The user interface for Modern Warfare 3 is horrendous. There. I’ve said it. Pixelated text, awful decals, all on a barf flavoured green background. Call of Duty is the best selling game of all time, and yet our introduction to it, and our navigation through it, looks like a high-end shareware game from 1992. This isn’t just a PC problem, but it’s exacerbated by the fact that the team have clearly designed an interface that is readable from eight feet away. When it’s eight inches away, all you can see are the flaws. I think it needs a complete redesign.

DLC. Just cheaper, please.

We don’t have Elite on the PC yet, and we’re not entirely sure how it would work; the competitive community seems to be coping without having a clan profile on Elite. There’s one reason to pay for Call of Duty: Elite on Xbox, as far as I can see – not for the clan stat tracking, or the video, but for the discounts it gives on DLC. But here’s the thing: the DLC for Modern Warfare 3 still hasn’t landed a full three months after it launched on Xbox and PS3. It’s a ludicrous situation. Does PC gamers’ money not count in the same way as Microsoft Points?

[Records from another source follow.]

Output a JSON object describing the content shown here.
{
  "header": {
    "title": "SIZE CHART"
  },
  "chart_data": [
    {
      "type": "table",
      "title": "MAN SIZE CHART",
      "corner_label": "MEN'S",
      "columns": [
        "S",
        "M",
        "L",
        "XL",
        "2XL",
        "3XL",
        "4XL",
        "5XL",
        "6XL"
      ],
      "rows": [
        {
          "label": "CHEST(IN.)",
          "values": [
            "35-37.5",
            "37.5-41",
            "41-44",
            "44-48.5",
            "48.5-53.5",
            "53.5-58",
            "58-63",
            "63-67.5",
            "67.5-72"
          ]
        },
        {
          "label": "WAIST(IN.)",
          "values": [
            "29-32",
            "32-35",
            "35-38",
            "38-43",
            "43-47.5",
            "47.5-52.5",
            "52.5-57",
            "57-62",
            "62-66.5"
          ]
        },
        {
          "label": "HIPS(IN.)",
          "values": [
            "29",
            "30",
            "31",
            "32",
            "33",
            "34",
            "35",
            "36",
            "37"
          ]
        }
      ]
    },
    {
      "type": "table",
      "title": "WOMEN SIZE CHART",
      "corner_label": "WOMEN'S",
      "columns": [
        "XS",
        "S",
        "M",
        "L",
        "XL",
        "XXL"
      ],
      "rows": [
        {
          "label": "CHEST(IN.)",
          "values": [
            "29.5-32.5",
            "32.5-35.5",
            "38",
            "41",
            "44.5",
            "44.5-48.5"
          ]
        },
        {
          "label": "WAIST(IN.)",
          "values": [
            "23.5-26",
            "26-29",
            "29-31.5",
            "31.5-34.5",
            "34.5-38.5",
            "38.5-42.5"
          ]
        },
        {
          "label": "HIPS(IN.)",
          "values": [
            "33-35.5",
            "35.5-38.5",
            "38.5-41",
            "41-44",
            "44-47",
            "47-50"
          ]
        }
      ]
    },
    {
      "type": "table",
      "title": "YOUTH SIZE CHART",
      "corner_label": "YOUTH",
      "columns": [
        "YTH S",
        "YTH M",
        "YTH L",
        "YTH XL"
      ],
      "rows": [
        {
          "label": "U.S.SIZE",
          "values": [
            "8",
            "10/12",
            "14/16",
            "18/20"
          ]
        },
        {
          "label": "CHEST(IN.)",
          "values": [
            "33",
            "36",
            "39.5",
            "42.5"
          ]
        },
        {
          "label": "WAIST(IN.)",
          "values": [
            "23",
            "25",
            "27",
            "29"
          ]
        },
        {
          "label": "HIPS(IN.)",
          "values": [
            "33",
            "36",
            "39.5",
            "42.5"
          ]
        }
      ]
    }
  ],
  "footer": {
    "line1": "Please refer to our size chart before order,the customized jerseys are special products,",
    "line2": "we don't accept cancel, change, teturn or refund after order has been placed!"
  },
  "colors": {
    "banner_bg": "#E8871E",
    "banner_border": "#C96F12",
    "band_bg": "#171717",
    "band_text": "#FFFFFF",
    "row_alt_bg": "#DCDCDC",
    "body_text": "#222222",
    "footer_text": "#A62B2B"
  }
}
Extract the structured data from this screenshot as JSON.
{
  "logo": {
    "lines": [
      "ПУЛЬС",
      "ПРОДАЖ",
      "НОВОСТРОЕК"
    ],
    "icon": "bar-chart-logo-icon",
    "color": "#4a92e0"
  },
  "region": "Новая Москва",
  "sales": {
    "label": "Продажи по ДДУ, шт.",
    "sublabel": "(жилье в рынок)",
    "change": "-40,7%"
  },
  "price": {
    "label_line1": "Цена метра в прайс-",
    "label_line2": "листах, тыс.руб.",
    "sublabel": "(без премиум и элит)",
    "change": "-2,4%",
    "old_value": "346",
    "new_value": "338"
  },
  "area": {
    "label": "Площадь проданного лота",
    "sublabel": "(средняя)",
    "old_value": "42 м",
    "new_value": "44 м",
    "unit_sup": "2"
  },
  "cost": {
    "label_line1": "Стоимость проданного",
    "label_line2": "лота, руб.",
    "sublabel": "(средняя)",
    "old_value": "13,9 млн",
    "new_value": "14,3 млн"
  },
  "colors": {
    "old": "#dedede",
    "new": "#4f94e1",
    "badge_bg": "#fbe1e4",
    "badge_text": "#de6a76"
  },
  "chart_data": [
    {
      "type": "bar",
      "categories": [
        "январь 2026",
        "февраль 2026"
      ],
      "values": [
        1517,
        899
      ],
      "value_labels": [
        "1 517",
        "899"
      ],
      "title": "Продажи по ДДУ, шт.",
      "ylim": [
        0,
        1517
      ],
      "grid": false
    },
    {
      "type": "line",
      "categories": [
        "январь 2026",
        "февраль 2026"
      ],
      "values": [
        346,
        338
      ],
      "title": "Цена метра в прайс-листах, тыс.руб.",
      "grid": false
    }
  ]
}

Inbuilt field of view alteration

The process for playing most Call of Duty titles is as follows: buy the game, download it, install it, play it for a bit, get a headache and barf liberally, then install a field of view changer. Thanks to its console origins, CoD titles employ a tight perspective to suit sofa loungers. On a PC you’re closer to the screen, so a wider field of view is both necessary and advantageous. Black Ops had a field of view setting built in; Modern Warfare 3 didn’t. Therefore Black Ops 2 will either come with a field of view changer built in, or a sick bag.

Mod tools

The Steam Workshop is probably the best thing to happen to PC gaming recently. It’s changed people from players to content creators, and it adds bags of value to popular games like Skyrim and Portal 2. Publishers surely love it too: rather than having to make content for games, they can just leave it to the community.
Which is why Black Ops 2 needs proper mod support and an easy-to-use SDK. To date, the most we’ve been able to mod CoD is changing the colours of weapons – we want to be able to make custom maps with their own campaigns, and custom characters with their own animations. If Activision have any doubts, they should look no further than the sheer amount of content that’s been created for Valve’s Source engine.

A more engaging plot

The Call of Duty games’ single player campaigns do action sequences very, very well, but sag in the bits inbetween. It would be nice to play a game that didn’t rely so utterly on standard characterisation and plot development. Maybe one that suggests that American soldiers may not be squeaky-clean, and that the forces they’re fighting are just human beings who have been forced into taking up arms by vicious, complicated circumstances. The Bourne trilogy was one of the biggest cinematic franchises of the last decade – it would be nice if CoD could take a leaf out of its there’s-something-up-with-the-American-military book.